地震後、程さんは生命の危険を冒して家に戻り不動産証明書を探し出し、黄さんと一緒に子供を連れて綿陽の親戚の家に身を寄せた。3カ月後、程さん一家3人と岳母は綿陽九州体育館近くの永興仮設住宅に入居した。そこで程さんは救援物資の積卸を手伝い、衛生消毒伝染病予防の仕事に自ら志願した。妻の黄さんは工場で検品の仕事をし、閑な時間には刺繍をしたりチャン族の民族舞踊である鍋荘舞を習ったりした。年越しのお祝いの時には仮設住宅の隣人らと踊りを踊って興を添えた。
6月から8月の間に、国の地震対策救済計画専門家チームが北川全県の20余りの郷鎮と300余りの村を評価視察し、新県城を北川の旧県城から東南に23キロ、綿陽市から40キロ離れた、安県安昌鎮と黄土鎮の間にある板櫈橋に建設することを最終決定した。
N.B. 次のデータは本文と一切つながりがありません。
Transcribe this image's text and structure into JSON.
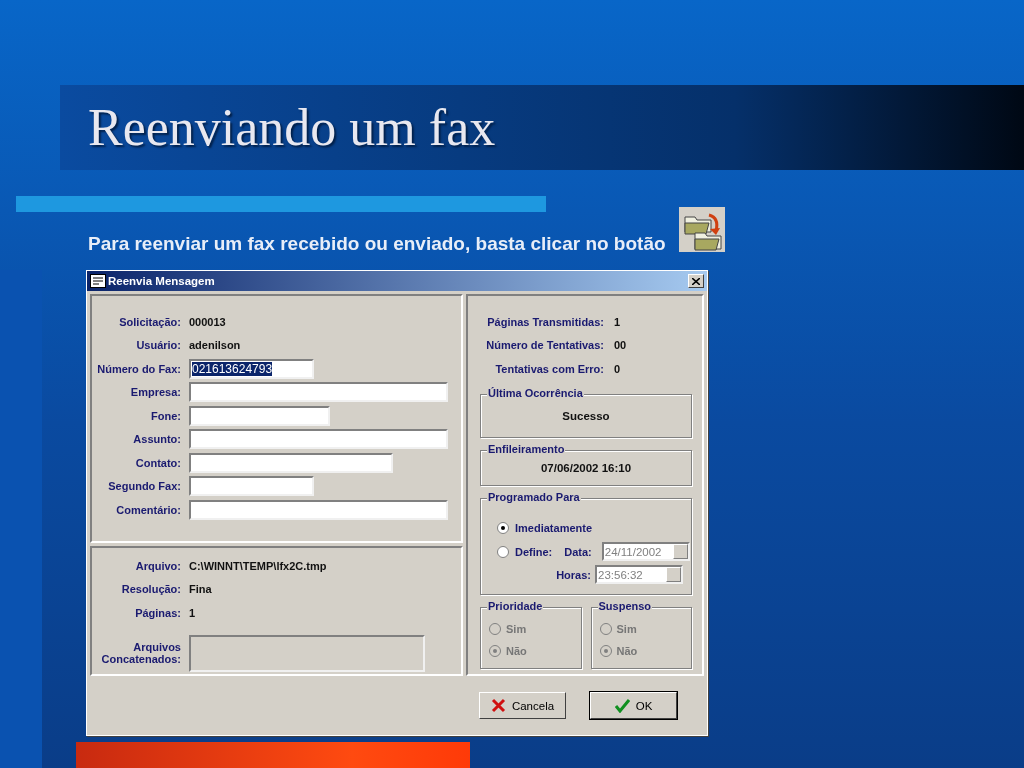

中国都市計画設計研究院の李暁江院長によると、板櫈橋は地質的に将来地震やその他土砂災害が発生する可能性が比較的小さい。更に重要なのは、山岳民族であるチャン族は山や水と非常に深いつながりを持っているということ、板櫈橋一帯は歴史的にチャン族が活動し居住してきた地域であり、こうした山や川に近い場所での北川県城の再建はチャン族文化の継承にいっそう役立つということだった。
2009年2月、民政部は土地面積160平方キロ、計8万人が住む安県安昌鎮、永安鎮、黄土鎮の常楽、紅岩、順義、紅旗、温泉、東魚など6つの村を北川チャン族自治県の管轄とすることに同意した。胡錦濤総書記は北川新県城を「永昌鎮」と名づけた。「永遠の繁栄と隆盛」の意味が込められた。
こうして、北川は「5•12」地震被災地で唯一元の場所とは別の場所に再建される県城となったのである。